A Montreal hospital desires giving start removed from dwelling to be safer for Indigenous moms
Last summer, Paasa Lemire was getting ready to give birth to her first child in Kuujjuaq, Quebec.
Lemire, who is now 24, was looking forward to having the life-changing experience in the comfort of her own home, surrounded by her family and her partner, Alec Saunders.
But after Lemire developed preeclampsia, a pregnancy complication that can cause high blood pressure and damage to kidneys and other organs, it meant one of her greatest fears would be coming true.
She would have to fly 1,400 kilometers south to Montreal to deliver her baby at the McGill University Health Center (MUHC) because of the high-risk nature of the birth.

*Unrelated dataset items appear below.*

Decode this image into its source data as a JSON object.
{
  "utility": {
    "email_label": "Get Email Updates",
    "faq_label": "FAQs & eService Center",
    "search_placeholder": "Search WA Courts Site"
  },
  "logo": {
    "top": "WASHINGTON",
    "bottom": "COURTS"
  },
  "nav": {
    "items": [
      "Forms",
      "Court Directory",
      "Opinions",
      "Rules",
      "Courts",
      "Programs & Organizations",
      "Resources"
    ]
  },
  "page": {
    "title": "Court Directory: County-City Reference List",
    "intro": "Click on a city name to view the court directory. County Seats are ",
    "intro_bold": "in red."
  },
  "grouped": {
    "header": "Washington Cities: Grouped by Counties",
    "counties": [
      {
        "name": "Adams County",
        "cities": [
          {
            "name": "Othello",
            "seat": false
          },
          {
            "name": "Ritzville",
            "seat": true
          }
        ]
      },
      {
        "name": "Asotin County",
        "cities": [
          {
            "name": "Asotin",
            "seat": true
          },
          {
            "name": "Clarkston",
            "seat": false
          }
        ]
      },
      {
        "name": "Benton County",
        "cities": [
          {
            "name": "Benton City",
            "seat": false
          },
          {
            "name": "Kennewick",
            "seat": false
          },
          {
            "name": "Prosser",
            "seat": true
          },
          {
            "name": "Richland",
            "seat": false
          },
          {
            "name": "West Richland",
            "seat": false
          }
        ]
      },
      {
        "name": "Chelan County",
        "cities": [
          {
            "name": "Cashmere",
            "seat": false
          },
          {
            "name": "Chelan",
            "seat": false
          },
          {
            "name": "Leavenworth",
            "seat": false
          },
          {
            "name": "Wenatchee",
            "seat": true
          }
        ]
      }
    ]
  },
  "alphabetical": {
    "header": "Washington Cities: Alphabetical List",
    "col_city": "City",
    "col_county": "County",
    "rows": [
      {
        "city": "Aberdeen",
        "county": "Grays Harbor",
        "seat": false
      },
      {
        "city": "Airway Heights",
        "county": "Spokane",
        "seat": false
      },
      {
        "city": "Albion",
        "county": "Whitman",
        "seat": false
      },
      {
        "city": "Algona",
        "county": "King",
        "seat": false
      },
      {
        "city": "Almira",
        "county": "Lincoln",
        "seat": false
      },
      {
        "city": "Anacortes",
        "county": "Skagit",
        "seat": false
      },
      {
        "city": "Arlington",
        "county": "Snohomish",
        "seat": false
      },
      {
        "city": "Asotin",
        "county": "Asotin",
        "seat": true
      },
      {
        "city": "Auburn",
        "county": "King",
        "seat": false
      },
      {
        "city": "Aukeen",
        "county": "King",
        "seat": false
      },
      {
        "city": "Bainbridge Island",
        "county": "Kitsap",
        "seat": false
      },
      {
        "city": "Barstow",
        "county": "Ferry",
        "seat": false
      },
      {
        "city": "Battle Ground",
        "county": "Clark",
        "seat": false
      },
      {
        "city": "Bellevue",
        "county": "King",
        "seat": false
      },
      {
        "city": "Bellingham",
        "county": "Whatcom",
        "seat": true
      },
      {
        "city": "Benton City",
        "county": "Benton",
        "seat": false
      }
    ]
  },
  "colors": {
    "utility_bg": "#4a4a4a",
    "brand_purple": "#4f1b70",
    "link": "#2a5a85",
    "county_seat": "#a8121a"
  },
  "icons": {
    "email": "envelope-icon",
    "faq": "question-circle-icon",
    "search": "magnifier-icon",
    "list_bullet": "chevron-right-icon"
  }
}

“It was extremely difficult for me having to be flown down to Montreal for my birth,” Lemire wrote in a correspondence with Sudha Krishnan, the host of CBC Montreal’s 11 pm TV newscast. (A phone or internet connection strong enough for an interview wasn’t possible where Lemire was located.)
Lemire was accompanied by Saunders, her mother and her best friend, but the hospital setting in a city so far from home was unsettling. Doctors and nurses were nice but very busy and she and Saunders often had to wait before appointments.
“The time I got pregnant, COVID was still very much around so I did try my best to understand that the necessities I need may not be fully there, but I still fought for it,” Lemire said, noting she understands and speaks French and English in addition to her mother tongue, Inuktitut, which made things easier, but may not be the case for every mother.
Lemire is now one of the two Indigenous mothers consulting for a project by the MUHC that aims to create a more culturally safe environment for Inuit and Cree mothers, who are airlifted from their home communities to give birth.
The MUHC says an average of 315 indigenous women in those situations must fly to the Montreal hospital every year.
Following the death of Joyce Echaquan, the 37-year-old Atikamekw woman who died in September 2020 after filming nursing staff calling her derogatory names as she screamed in distress, the Atikamekw Nation and the Atikamekw Council of Manawan created Joyce’s Principle.
The document aims to guide governments make when it comes making decisions about health and social services to guarantee that indigenous people have equitable access, without discrimination.
Jennifer Pepin is the nurse manager of the MUHC Birthing Center and Maternity Unit. (Dave St-Amant/CBC)
As a result of the document, the MUHC says it is making several changes at its birthing center this year, such as allowing more visitors, freeing up fridges, freezers and kettles so families can bring traditional foods, and making more space for traditional practices.
It is also looking into installing Cree and Inuit art in the hospital rooms.
“We’re looking at, how can we include elders as a presence in the delivery room, how can we support (the women) in their cultural practices that they may not get to do because they’re far from home,” said Jennifer Pepin, nurse manager of the MUHC birthing center and maternity unit.
Staff members at the center will also undergo cultural safety training. Two Inuit midwives and a Cree physician will participate in the development of the training program.
Other measures include facilitating birth bundles, smudging and access to the placenta.